KTRH Local Houston and Texas News

KTRH-AM covering local news from Houston and across Texas.

 

Expert Says "Medicare for All" Plan Is the True End of Medicare

As Democrats continue a coordinated effort to convince Americans, without evidence, that the Trump administration plans to dismantle Medicare and perhaps Social Security, some on the far-left plan to introduce an old "Medical for All" plan to expand the expensive over-65 government-run medical system to include almost all Americans.

Sen. Bernie Sanders (I-Vt.) along with Rep. Pramila Jayapal (D-Wash.) and Rep. Debbie Dingell (D-Mich.) said Tuesday they're planning the Medicare for All Act, a potential bill that would have to pass Congress to become possible and which would likely face a veto from President Donald Trump.

"I have no reason to believe the bill they file this Congress will be any different than the bills they've previously filed, and what it does is, it effectively does away with Medicare," political consultant David Balant says.

"It would effectively create a nationalized health care system. Y'know, Medicare is pretty well thought-of, it polls well, so no one wants to touch Medicare. So they want to re-do it.

"But it's not true. It's not Medicare. You're creating something new and you're just calling it Medicare. And based on their history, we can't expect them to run the program very well, to be quite honest. It's untested, it's unknown and there's no way of knowing what it will do," Balant says.

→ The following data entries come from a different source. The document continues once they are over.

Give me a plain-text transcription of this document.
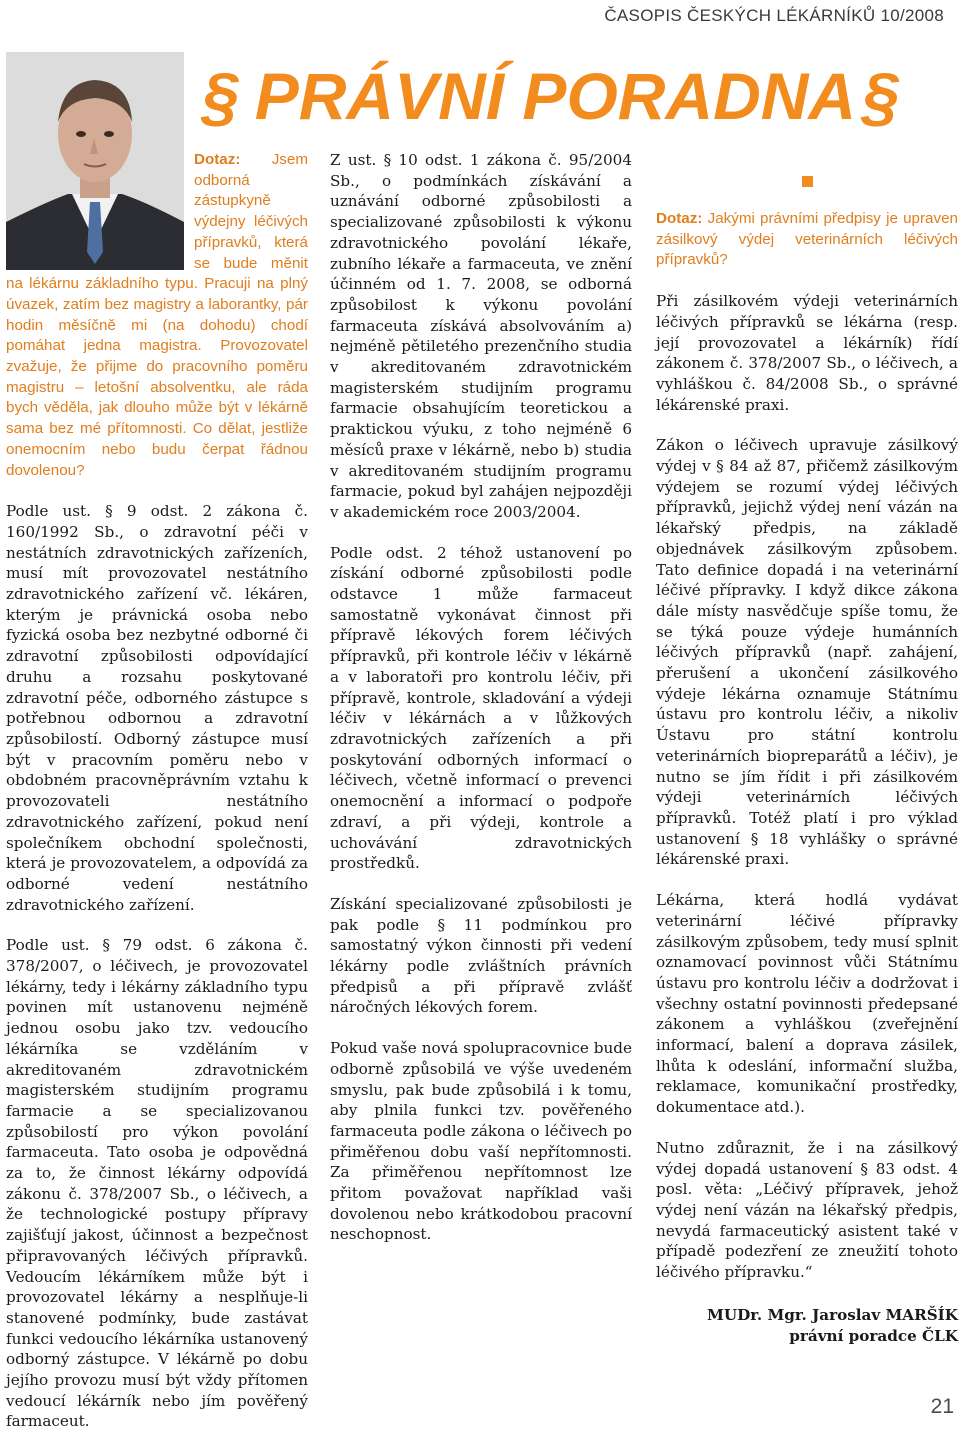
ČASOPIS ČESKÝCH LÉKÁRNÍKŮ 10/2008
§ PRÁVNÍ PORADNA§

Dotaz: Jsem odborná zástupkyně výdejny léčivých přípravků, která se bude měnit na lékárnu základního typu. Pracuji na plný úvazek, zatím bez magistry a laborantky, pár hodin měsíčně mi (na dohodu) chodí pomáhat jedna magistra. Provozovatel zvažuje, že přijme do pracovního poměru magistru – letošní absolventku, ale ráda bych věděla, jak dlouho může být v lékárně sama bez mé přítomnosti. Co dělat, jestliže onemocním nebo budu čerpat řádnou dovolenou?

Podle ust. § 9 odst. 2 zákona č. 160/1992 Sb., o zdravotní péči v nestátních zdravotnických zařízeních, musí mít provozovatel nestátního zdravotnického zařízení vč. lékáren, kterým je právnická osoba nebo fyzická osoba bez nezbytné odborné či zdravotní způsobilosti odpovídající druhu a rozsahu poskytované zdravotní péče, odborného zástupce s potřebnou odbornou a zdravotní způsobilostí. Odborný zástupce musí být v pracovním poměru nebo v obdobném pracovněprávním vztahu k provozovateli nestátního zdravotnického zařízení, pokud není společníkem obchodní společnosti, která je provozovatelem, a odpovídá za odborné vedení nestátního zdravotnického zařízení.

Podle ust. § 79 odst. 6 zákona č. 378/2007, o léčivech, je provozovatel lékárny, tedy i lékárny základního typu povinen mít ustanovenu nejméně jednou osobu jako tzv. vedoucího lékárníka se vzděláním v akreditovaném zdravotnickém magisterském studijním programu farmacie a se specializovanou způsobilostí pro výkon povolání farmaceuta. Tato osoba je odpovědná za to, že činnost lékárny odpovídá zákonu č. 378/2007 Sb., o léčivech, a že technologické postupy přípravy zajišťují jakost, účinnost a bezpečnost připravovaných léčivých přípravků. Vedoucím lékárníkem může být i provozovatel lékárny a nesplňuje-li stanovené podmínky, bude zastávat funkci vedoucího lékárníka ustanovený odborný zástupce. V lékárně po dobu jejího provozu musí být vždy přítomen vedoucí lékárník nebo jím pověřený farmaceut.

Z ust. § 10 odst. 1 zákona č. 95/2004 Sb., o podmínkách získávání a uznávání odborné způsobilosti a specializované způsobilosti k výkonu zdravotnického povolání lékaře, zubního lékaře a farmaceuta, ve znění účinném od 1. 7. 2008, se odborná způsobilost k výkonu povolání farmaceuta získává absolvováním a) nejméně pětiletého prezenčního studia v akreditovaném zdravotnickém magisterském studijním programu farmacie obsahujícím teoretickou a praktickou výuku, z toho nejméně 6 měsíců praxe v lékárně, nebo b) studia v akreditovaném studijním programu farmacie, pokud byl zahájen nejpozději v akademickém roce 2003/2004.

Podle odst. 2 téhož ustanovení po získání odborné způsobilosti podle odstavce 1 může farmaceut samostatně vykonávat činnost při přípravě lékových forem léčivých přípravků, při kontrole léčiv v lékárně a v laboratoři pro kontrolu léčiv, při přípravě, kontrole, skladování a výdeji léčiv v lékárnách a v lůžkových zdravotnických zařízeních a při poskytování odborných informací o léčivech, včetně informací o prevenci onemocnění a informací o podpoře zdraví, a při výdeji, kontrole a uchovávání zdravotnických prostředků.

Získání specializované způsobilosti je pak podle § 11 podmínkou pro samostatný výkon činnosti při vedení lékárny podle zvláštních právních předpisů a při přípravě zvlášť náročných lékových forem.

Pokud vaše nová spolupracovnice bude odborně způsobilá ve výše uvedeném smyslu, pak bude způsobilá i k tomu, aby plnila funkci tzv. pověřeného farmaceuta podle zákona o léčivech po přiměřenou dobu vaší nepřítomnosti. Za přiměřenou nepřítomnost lze přitom považovat například vaši dovolenou nebo krátkodobou pracovní neschopnost.

Dotaz: Jakými právními předpisy je upraven zásilkový výdej veterinárních léčivých přípravků?

Při zásilkovém výdeji veterinárních léčivých přípravků se lékárna (resp. její provozovatel a lékárník) řídí zákonem č. 378/2007 Sb., o léčivech, a vyhláškou č. 84/2008 Sb., o správné lékárenské praxi.

Zákon o léčivech upravuje zásilkový výdej v § 84 až 87, přičemž zásilkovým výdejem se rozumí výdej léčivých přípravků, jejichž výdej není vázán na lékařský předpis, na základě objednávek zásilkovým způsobem. Tato definice dopadá i na veterinární léčivé přípravky. I když dikce zákona dále místy nasvědčuje spíše tomu, že se týká pouze výdeje humánních léčivých přípravků (např. zahájení, přerušení a ukončení zásilkového výdeje lékárna oznamuje Státnímu ústavu pro kontrolu léčiv, a nikoliv Ústavu pro státní kontrolu veterinárních biopreparátů a léčiv), je nutno se jím řídit i při zásilkovém výdeji veterinárních léčivých přípravků. Totéž platí i pro výklad ustanovení § 18 vyhlášky o správné lékárenské praxi.

Lékárna, která hodlá vydávat veterinární léčivé přípravky zásilkovým způsobem, tedy musí splnit oznamovací povinnost vůči Státnímu ústavu pro kontrolu léčiv a dodržovat i všechny ostatní povinnosti předepsané zákonem a vyhláškou (zveřejnění informací, balení a doprava zásilek, lhůta k odeslání, informační služba, reklamace, komunikační prostředky, dokumentace atd.).

Nutno zdůraznit, že i na zásilkový výdej dopadá ustanovení § 83 odst. 4 posl. věta: „Léčivý přípravek, jehož výdej není vázán na lékařský předpis, nevydá farmaceutický asistent také v případě podezření ze zneužití tohoto léčivého přípravku.“

MUDr. Mgr. Jaroslav MARŠÍK
právní poradce ČLK
21
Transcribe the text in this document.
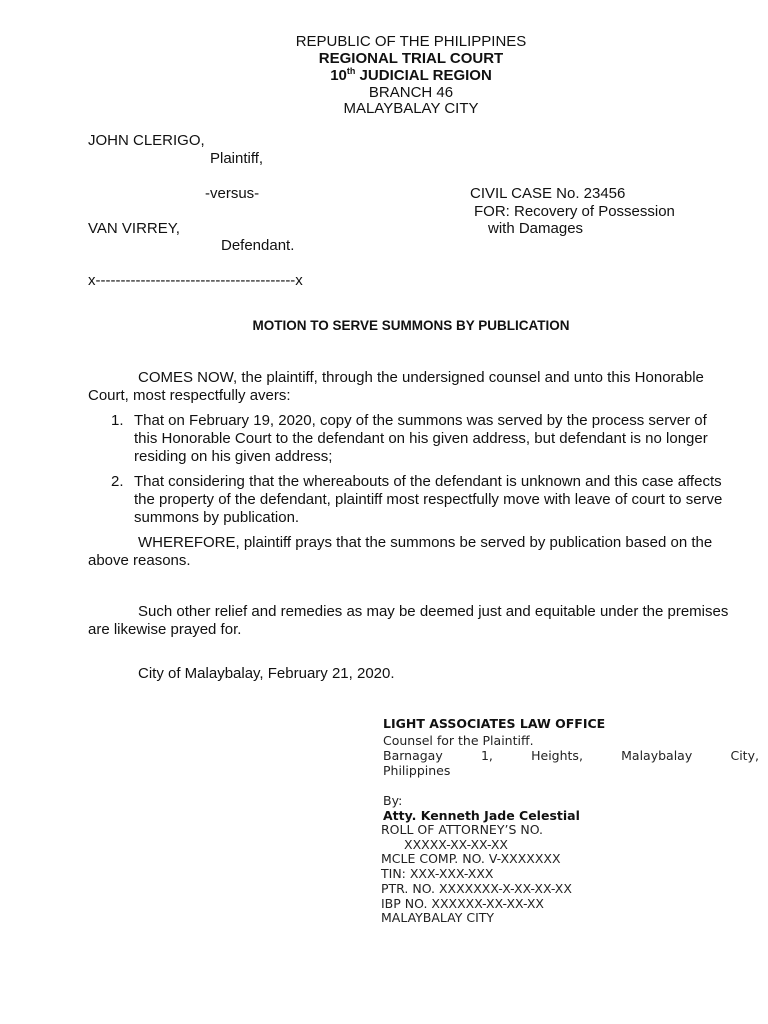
REPUBLIC OF THE PHILIPPINES
REGIONAL TRIAL COURT
10th JUDICIAL REGION
BRANCH 46
MALAYBALAY CITY
JOHN CLERIGO,
Plaintiff,
-versus-	CIVIL CASE No. 23456
FOR: Recovery of Possession
VAN VIRREY,	with Damages
Defendant.
x----------------------------------------x
MOTION TO SERVE SUMMONS BY PUBLICATION
COMES NOW, the plaintiff, through the undersigned counsel and unto this Honorable Court, most respectfully avers:
1. That on February 19, 2020, copy of the summons was served by the process server of this Honorable Court to the defendant on his given address, but defendant is no longer residing on his given address;
2. That considering that the whereabouts of the defendant is unknown and this case affects the property of the defendant, plaintiff most respectfully move with leave of court to serve summons by publication.
WHEREFORE, plaintiff prays that the summons be served by publication based on the above reasons.
Such other relief and remedies as may be deemed just and equitable under the premises are likewise prayed for.
City of Malaybalay, February 21, 2020.
LIGHT ASSOCIATES LAW OFFICE
Counsel for the Plaintiff.
Barnagay	1,	Heights,	Malaybalay	City,
Philippines
By:
Atty. Kenneth Jade Celestial
ROLL OF ATTORNEY’S NO.
XXXXX-XX-XX-XX
MCLE COMP. NO. V-XXXXXXX
TIN: XXX-XXX-XXX
PTR. NO. XXXXXXX-X-XX-XX-XX
IBP NO. XXXXXX-XX-XX-XX
MALAYBALAY CITY
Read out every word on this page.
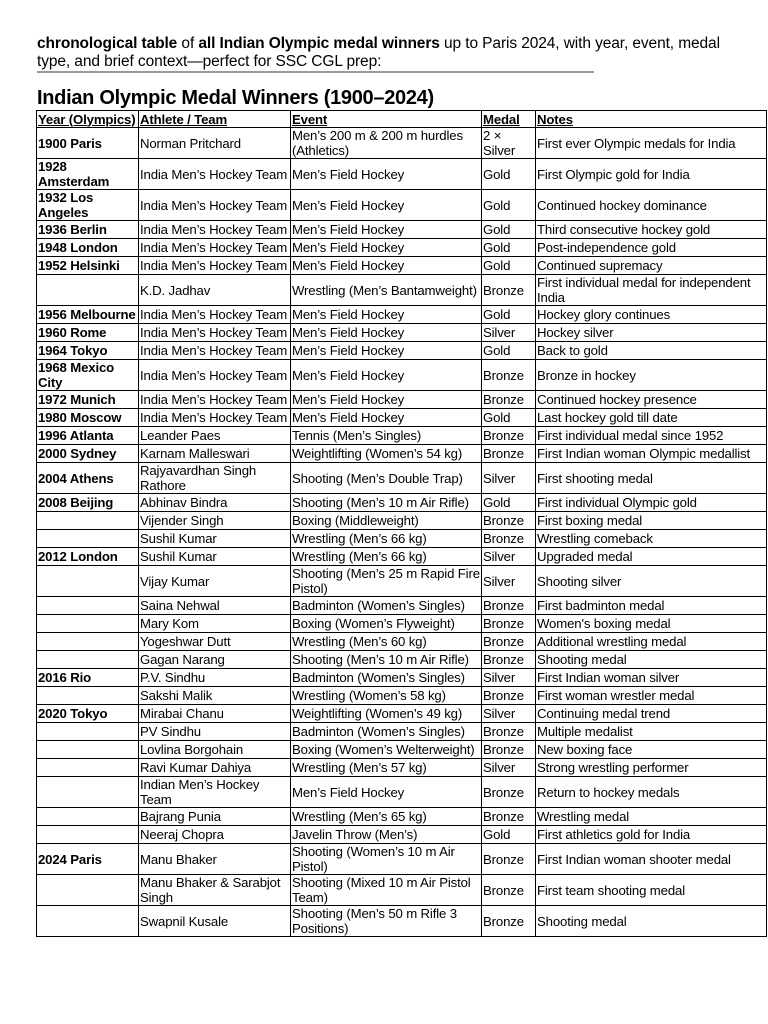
chronological table of all Indian Olympic medal winners up to Paris 2024, with year, event, medal type, and brief context—perfect for SSC CGL prep:
Indian Olympic Medal Winners (1900–2024)
Year (Olympics)	Athlete / Team	Event	Medal	Notes
1900 Paris	Norman Pritchard	Men’s 200 m & 200 m hurdles (Athletics)	2 × Silver	First ever Olympic medals for India
1928 Amsterdam	India Men’s Hockey Team	Men’s Field Hockey	Gold	First Olympic gold for India
1932 Los Angeles	India Men’s Hockey Team	Men’s Field Hockey	Gold	Continued hockey dominance
1936 Berlin	India Men’s Hockey Team	Men’s Field Hockey	Gold	Third consecutive hockey gold
1948 London	India Men’s Hockey Team	Men’s Field Hockey	Gold	Post-independence gold
1952 Helsinki	India Men’s Hockey Team	Men’s Field Hockey	Gold	Continued supremacy
	K.D. Jadhav	Wrestling (Men’s Bantamweight)	Bronze	First individual medal for independent India
1956 Melbourne	India Men’s Hockey Team	Men’s Field Hockey	Gold	Hockey glory continues
1960 Rome	India Men’s Hockey Team	Men’s Field Hockey	Silver	Hockey silver
1964 Tokyo	India Men’s Hockey Team	Men’s Field Hockey	Gold	Back to gold
1968 Mexico City	India Men’s Hockey Team	Men’s Field Hockey	Bronze	Bronze in hockey
1972 Munich	India Men’s Hockey Team	Men’s Field Hockey	Bronze	Continued hockey presence
1980 Moscow	India Men’s Hockey Team	Men’s Field Hockey	Gold	Last hockey gold till date
1996 Atlanta	Leander Paes	Tennis (Men’s Singles)	Bronze	First individual medal since 1952
2000 Sydney	Karnam Malleswari	Weightlifting (Women’s 54 kg)	Bronze	First Indian woman Olympic medallist
2004 Athens	Rajyavardhan Singh Rathore	Shooting (Men’s Double Trap)	Silver	First shooting medal
2008 Beijing	Abhinav Bindra	Shooting (Men’s 10 m Air Rifle)	Gold	First individual Olympic gold
	Vijender Singh	Boxing (Middleweight)	Bronze	First boxing medal
	Sushil Kumar	Wrestling (Men’s 66 kg)	Bronze	Wrestling comeback
2012 London	Sushil Kumar	Wrestling (Men’s 66 kg)	Silver	Upgraded medal
	Vijay Kumar	Shooting (Men’s 25 m Rapid Fire Pistol)	Silver	Shooting silver
	Saina Nehwal	Badminton (Women’s Singles)	Bronze	First badminton medal
	Mary Kom	Boxing (Women’s Flyweight)	Bronze	Women's boxing medal
	Yogeshwar Dutt	Wrestling (Men’s 60 kg)	Bronze	Additional wrestling medal
	Gagan Narang	Shooting (Men’s 10 m Air Rifle)	Bronze	Shooting medal
2016 Rio	P.V. Sindhu	Badminton (Women’s Singles)	Silver	First Indian woman silver
	Sakshi Malik	Wrestling (Women’s 58 kg)	Bronze	First woman wrestler medal
2020 Tokyo	Mirabai Chanu	Weightlifting (Women’s 49 kg)	Silver	Continuing medal trend
	PV Sindhu	Badminton (Women’s Singles)	Bronze	Multiple medalist
	Lovlina Borgohain	Boxing (Women’s Welterweight)	Bronze	New boxing face
	Ravi Kumar Dahiya	Wrestling (Men’s 57 kg)	Silver	Strong wrestling performer
	Indian Men’s Hockey Team	Men’s Field Hockey	Bronze	Return to hockey medals
	Bajrang Punia	Wrestling (Men’s 65 kg)	Bronze	Wrestling medal
	Neeraj Chopra	Javelin Throw (Men’s)	Gold	First athletics gold for India
2024 Paris	Manu Bhaker	Shooting (Women’s 10 m Air Pistol)	Bronze	First Indian woman shooter medal
	Manu Bhaker & Sarabjot Singh	Shooting (Mixed 10 m Air Pistol Team)	Bronze	First team shooting medal
	Swapnil Kusale	Shooting (Men’s 50 m Rifle 3 Positions)	Bronze	Shooting medal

With no notion of reforming the current system, the Sanders-Jayapal-Dingell idea would end Medicare as we know it. So they're essentially saying they want to do what they claim President Trump wants to do -- end Medicare as we know it.

"They've already had the opportunity to fix the current system, they're unwilling to do that because of financial interests and lobbyists, so they're going to ration care in order to be able to afford [Medicare for All], because that's what national health care systems do.

"We saw that with the NHS system in the United Kingdom. A few years ago they were talking about group visits with the doctor to make things more efficient, they were talking about not providing certain procedures for people over a certain age, they were talking about doing cataract surgery but only doing one eye because that should be good enough.

"Same thing with Costa Rica. One person suspected of having ovarian cancer was scheduled to be given a diagnostic test prior to surgery. That diagnostic test scheduled for a year later. The surgery then was probably scheduled for a year after that."